Pour introduire cet événement, notre collaboratrice Armelle Bouillaguet a pu interviewer Marc Hodges, célèbre auteur de romans policiers a succès qui, vivant et écrivant à Fontainebleau depuis plus de quinze ans, est cette année l’invité d’honneur du salon.

Armelle Bouillaguet : vous venez cette année au salon avec votre dernier ouvrage Trois Jeunes Tambours, publié aux toutes jeunes éditions Relatives. Je dois dire que c’est un roman étrange, à la limite du fantastique humoristique, très différent de votre veine réaliste habituelle.
Marc Hodges : Je ne sais trop pourquoi vous qualifiez mon écriture de réaliste… C’est un terme que je n’aime pas, toute écriture de fiction est irréaliste par nature et considère la réalité à distance, comme un alibi qu’elle met plus ou moins en avant. Les lieux dont je parle existent et n’existent pas…
AB : le roman se déroule en Bretagne…
MH : si vous voulez. Il y a des noms bretons mais ce ne sont que des noms… ça pourrait aussi bien se passer en Auvergne. Ce qui m’intéresse, c’est le phénomène de lecture, comment peut-on prendre plaisir à lire, à faire longuement l’amour à des mots ? Il est invraisemblable que ce que disent ces mots paraisse vraisemblable. Trop d'écrivains se prennent pour Dieu et se sentent comptables du monde. Toute mon écriture porte là-dessus. Un roman policier n’est pas un compte de faits mais davantage un conte de fées.
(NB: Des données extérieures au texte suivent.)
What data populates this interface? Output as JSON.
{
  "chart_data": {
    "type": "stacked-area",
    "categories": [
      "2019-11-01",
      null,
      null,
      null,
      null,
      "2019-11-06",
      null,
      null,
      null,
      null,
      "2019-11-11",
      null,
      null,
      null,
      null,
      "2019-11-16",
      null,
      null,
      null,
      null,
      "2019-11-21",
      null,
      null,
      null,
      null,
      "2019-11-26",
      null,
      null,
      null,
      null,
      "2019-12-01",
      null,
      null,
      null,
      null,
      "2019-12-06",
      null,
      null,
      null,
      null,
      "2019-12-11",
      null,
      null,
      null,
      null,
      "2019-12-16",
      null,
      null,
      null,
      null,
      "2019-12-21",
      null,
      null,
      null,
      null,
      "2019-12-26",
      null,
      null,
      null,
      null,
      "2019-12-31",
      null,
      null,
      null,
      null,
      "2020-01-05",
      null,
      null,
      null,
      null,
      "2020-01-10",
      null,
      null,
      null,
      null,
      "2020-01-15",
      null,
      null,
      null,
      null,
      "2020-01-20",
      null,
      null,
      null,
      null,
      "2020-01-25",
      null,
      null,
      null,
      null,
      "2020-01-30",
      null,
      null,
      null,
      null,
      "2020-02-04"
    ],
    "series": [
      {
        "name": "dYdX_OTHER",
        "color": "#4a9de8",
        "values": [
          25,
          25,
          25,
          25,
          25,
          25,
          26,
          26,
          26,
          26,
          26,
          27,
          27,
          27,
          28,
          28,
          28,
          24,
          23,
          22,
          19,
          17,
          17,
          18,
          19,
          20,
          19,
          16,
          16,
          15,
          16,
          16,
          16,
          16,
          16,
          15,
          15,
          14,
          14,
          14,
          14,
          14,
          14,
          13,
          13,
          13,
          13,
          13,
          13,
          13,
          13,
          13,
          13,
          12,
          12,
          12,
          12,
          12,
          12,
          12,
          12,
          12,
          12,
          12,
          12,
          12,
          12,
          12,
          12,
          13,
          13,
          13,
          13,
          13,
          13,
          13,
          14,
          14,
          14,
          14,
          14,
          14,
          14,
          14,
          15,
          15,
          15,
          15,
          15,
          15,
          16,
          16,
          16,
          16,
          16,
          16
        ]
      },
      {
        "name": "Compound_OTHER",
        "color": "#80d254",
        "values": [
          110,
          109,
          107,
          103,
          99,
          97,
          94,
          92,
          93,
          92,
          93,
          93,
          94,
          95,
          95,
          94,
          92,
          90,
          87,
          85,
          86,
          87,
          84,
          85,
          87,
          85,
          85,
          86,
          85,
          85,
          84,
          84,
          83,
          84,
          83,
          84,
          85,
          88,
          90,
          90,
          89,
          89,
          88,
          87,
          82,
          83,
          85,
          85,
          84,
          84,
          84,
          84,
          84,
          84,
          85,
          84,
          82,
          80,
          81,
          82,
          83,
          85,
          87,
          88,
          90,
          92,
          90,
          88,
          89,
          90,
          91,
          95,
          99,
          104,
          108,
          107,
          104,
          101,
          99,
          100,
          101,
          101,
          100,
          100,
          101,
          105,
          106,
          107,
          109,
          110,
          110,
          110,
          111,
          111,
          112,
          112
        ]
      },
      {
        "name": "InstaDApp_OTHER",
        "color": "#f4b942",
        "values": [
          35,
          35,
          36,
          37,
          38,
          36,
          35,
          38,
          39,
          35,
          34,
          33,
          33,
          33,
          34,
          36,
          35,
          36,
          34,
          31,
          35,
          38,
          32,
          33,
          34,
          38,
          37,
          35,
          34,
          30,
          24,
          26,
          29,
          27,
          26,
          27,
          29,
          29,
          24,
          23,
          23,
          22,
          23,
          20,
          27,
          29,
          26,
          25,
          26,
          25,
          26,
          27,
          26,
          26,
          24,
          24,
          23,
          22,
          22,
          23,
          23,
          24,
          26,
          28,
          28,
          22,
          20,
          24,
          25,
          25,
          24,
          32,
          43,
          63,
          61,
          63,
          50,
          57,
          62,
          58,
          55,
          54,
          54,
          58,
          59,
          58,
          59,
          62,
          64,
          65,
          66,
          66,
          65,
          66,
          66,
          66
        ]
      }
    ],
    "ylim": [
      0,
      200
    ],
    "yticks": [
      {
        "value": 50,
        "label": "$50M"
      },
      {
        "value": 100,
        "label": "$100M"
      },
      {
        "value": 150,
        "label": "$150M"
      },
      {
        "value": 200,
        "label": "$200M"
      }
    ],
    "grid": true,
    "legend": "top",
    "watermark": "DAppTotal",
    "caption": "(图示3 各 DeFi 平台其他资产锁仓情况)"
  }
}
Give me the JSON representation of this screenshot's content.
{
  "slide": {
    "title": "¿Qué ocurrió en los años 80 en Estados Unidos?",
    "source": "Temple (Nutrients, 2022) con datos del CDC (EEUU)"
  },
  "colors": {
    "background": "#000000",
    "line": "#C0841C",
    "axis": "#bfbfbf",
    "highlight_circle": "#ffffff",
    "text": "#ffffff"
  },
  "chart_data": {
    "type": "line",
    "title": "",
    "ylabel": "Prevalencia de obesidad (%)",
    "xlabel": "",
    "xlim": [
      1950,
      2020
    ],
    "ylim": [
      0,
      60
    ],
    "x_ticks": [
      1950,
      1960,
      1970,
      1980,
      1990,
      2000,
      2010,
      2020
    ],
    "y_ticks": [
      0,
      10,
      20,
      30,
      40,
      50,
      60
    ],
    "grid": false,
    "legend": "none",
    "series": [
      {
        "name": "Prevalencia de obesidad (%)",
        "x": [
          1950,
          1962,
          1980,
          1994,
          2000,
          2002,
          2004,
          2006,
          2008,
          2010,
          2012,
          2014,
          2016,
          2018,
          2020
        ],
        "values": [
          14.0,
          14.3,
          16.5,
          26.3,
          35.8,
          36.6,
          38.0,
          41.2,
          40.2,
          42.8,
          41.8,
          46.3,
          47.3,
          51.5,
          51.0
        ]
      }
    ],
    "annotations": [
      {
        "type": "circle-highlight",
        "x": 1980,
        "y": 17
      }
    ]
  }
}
AB : Je me suis laissé dire que votre prochain roman se déroulerait dans notre région.
MH : Oui…
AB : pourriez vous en dire un peu plus à nos lecteurs.
MH : c’est un peu tôt…
AB : J’ai entendu dire qu’il porterait sur un ensemble de faits divers qui se sont produits ici il y a peu.
MH : Si vous voulez… Oui et non… Je me suis servi de faits divers pour construire autre chose… comme je viens de vous le dire…
AB : Il y aurait pourtant une commissaire Albertine Schwilk, comment ne pas faire le rapprochement avec Mme Albertine Mollet qui était commissaire à Fontainebleau l’an dernier…
MH : Comment êtes-vous si bien renseignée ?… Albertine est un prénom. Il y a d’autres prénoms, Théo par exemple. Combien y a-t-il de Théo dans la région ?
AB : justement… On a un peu l’impression que c’est un roman à clefs.
MH : Si c’est le cas, alors au lecteur futur de trouver cette clef. A mon avis, il y aura autant de clefs que de lectures et de nombreuses serrures sans clef. C’est cela qui m’importe.»